Blog Designing

I have been blogging for years now and I've been making customized blog designs for people for quite awhile as well. Your blog or website is a place where you'll want to express yourself and your personality, but many bloggers make the mistake of not taking their readers into account when they design their blog. I was one of those bloggers when I first started out and hired someone to design my first blog (this was before I knew how to do it myself). Over the years I've learned a great deal about what makes a blog design functional; both as a blogger and as a blog reader. Here are some of the more common blogging mistakes people make with their blog designs:

Black post background

This is a mistake and a massive one, at that. I was guilty of it myself when I first started blogging. I had a black posting background and fuschia text. I thought it was fabulous! It certainly looked vibrant and gorgeous! Trouble was, no one could read my posts without developing a migraine. Myself included. If no one can read your posts, no one is going to visit your blog. And while you may think this rule only applies to black/fuschia combinations, it also applies to black/white combinations. It's just not easy to read anything that's been written on a black background. If you absolutely insist on having a black background, gray is probably the best color choice for your text.

Narrow posting columns

If you only post 200 or 300 words at a time, a narrow posting column is ok. If you write 2000 word posts, this is going to make for lots of scrolling and few people have the patience for such things unless your writing is utterly captivating. When I create a blog template for someone I never use less than 500px for the post column width; anything else is just too narrow and will not make the text easy to read.

Centered photos

A centered photo at the top of your blog post followed by a space and then a paragraph of text below it is not professional looking. Nor is it easy on the eyes as it creates a break in the overall view. Your photos should be floating left or right and your blog post text should be wrapped around them. This is easy to do in Blogger, just select which side you want it to float on when you upload your pic. Unless you've got a panoramic photo, obviously, in which case it will look fine at the top.

Too many widgets

Just because there are 5 million blogger widgets out there doesn't mean you need 4.5 million of them on your blog. The more widgets you've got, the longer it takes your blog to load and the more cluttered your blog looks. Both of these things annoy readers, even if only on a subconscious level. It's fine to have a few widgets, but don't overdo it.

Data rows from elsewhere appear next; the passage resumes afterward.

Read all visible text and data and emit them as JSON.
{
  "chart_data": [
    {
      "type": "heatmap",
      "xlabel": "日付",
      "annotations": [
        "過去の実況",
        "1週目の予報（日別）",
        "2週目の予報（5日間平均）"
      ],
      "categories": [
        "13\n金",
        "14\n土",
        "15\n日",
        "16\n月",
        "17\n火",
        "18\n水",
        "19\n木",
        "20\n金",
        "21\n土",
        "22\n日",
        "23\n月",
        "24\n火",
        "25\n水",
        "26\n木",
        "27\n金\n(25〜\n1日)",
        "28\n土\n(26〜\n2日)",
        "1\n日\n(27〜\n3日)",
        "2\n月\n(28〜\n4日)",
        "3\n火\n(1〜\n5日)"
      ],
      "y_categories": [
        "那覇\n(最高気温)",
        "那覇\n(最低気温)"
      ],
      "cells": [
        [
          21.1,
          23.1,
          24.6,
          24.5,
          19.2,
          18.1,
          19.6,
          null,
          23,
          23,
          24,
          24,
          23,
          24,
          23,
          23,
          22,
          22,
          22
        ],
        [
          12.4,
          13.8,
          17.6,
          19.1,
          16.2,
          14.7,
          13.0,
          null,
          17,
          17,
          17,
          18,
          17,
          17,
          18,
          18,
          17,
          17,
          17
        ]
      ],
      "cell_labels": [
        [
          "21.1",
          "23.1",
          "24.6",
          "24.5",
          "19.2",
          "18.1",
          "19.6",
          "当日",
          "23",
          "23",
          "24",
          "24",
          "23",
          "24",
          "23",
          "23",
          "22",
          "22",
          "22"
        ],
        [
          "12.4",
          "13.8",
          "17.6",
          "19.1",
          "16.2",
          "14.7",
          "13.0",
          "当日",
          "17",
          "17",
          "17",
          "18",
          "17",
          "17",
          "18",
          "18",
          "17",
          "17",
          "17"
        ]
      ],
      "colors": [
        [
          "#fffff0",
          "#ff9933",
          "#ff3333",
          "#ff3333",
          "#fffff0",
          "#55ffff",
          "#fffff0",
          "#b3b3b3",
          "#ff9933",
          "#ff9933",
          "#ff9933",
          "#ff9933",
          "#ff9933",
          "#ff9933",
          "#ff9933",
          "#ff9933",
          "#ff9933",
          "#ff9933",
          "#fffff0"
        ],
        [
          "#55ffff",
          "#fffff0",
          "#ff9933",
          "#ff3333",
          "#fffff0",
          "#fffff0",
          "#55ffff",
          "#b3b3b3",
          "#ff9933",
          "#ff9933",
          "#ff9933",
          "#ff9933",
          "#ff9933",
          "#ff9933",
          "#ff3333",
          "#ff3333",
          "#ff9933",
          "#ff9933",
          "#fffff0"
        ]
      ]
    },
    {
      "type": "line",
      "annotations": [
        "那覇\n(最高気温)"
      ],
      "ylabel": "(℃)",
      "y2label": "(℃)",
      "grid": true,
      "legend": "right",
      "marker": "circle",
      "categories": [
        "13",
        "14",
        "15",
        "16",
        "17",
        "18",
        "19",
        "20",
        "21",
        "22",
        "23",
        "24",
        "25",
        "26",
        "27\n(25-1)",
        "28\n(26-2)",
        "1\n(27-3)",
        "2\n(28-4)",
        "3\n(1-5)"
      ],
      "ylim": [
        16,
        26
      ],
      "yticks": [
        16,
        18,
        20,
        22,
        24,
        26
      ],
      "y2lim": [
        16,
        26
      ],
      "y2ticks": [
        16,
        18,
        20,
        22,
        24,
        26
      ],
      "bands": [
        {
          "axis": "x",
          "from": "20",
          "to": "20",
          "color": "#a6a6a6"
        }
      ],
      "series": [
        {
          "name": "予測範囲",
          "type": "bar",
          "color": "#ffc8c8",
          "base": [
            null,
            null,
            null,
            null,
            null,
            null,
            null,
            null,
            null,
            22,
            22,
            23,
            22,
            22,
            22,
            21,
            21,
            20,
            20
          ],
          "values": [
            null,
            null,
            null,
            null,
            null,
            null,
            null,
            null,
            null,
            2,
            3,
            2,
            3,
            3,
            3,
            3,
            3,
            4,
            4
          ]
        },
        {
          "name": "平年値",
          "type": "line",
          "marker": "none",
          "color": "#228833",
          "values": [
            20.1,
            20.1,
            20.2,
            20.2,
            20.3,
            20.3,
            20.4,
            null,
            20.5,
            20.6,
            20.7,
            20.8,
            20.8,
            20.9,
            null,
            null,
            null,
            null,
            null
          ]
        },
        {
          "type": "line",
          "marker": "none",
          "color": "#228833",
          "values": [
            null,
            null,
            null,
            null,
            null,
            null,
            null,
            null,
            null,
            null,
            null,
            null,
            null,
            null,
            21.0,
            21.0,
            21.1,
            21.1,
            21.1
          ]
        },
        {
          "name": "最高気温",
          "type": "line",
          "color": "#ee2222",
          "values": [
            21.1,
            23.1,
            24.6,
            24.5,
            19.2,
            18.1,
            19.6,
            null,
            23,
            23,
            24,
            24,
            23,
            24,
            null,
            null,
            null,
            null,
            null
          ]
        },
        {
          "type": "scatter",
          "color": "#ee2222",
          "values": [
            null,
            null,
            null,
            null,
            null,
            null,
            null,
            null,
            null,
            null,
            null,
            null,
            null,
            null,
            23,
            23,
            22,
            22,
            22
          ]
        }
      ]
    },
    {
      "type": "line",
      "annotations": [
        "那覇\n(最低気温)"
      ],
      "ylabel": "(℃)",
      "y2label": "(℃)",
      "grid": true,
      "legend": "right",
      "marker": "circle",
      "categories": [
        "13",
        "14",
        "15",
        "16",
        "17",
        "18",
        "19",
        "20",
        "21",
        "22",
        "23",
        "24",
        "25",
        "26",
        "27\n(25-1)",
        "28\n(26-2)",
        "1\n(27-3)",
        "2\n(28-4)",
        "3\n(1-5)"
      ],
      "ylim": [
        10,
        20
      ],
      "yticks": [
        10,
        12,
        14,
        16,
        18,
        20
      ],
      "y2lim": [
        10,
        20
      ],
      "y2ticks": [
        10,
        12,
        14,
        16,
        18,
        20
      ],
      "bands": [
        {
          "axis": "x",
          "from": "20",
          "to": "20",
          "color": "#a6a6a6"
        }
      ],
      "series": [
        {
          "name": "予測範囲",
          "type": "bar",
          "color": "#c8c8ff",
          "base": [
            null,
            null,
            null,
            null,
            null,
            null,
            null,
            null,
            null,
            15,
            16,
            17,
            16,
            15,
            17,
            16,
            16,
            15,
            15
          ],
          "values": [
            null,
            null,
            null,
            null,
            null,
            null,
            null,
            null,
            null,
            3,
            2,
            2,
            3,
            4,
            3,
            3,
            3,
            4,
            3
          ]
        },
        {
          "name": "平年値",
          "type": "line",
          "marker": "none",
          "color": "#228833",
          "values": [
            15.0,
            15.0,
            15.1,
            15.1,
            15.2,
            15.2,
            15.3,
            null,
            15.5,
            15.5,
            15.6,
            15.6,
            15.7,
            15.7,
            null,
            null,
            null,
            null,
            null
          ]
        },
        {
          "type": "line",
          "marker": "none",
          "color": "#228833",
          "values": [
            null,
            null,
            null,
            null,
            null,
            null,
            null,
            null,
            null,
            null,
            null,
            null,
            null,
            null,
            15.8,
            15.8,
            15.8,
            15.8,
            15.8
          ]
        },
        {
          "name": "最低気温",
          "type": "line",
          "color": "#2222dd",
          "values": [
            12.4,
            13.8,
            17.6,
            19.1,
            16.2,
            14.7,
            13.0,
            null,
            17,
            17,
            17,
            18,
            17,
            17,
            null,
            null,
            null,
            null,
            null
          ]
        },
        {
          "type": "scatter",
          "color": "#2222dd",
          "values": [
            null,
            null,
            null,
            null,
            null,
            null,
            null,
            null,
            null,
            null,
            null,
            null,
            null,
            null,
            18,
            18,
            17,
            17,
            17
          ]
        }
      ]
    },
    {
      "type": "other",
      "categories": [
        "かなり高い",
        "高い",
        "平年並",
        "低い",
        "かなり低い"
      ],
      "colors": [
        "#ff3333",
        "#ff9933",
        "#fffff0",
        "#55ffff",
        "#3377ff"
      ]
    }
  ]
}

Too many ads / badly placed ads

If you want to monetize your blog that's cool, but you don't need to have 5 types of ads all over the place - if you do that makes readers feel like all you care about is showing them your ads. A few well placed ads are fine and unobtrusive, but if you've got ads in every section you are going to put people off. Also, be sure to align them properly as ads that sit out of the border of your sidebar make it look like you don't know how to use them.

Unreadable fonts

Yes, there are many fonts available but no, that doesn't mean they're all going to be easily read. Arial is the font I tend to use most often when making blog designs for people, but Tahoma and other simple sans serif fonts are just as good. You don't want something hard on readers eyes, you want something they can read quickly. Occasionally I have used Georgia but that's as serify as I'd get in terms of blog fonts.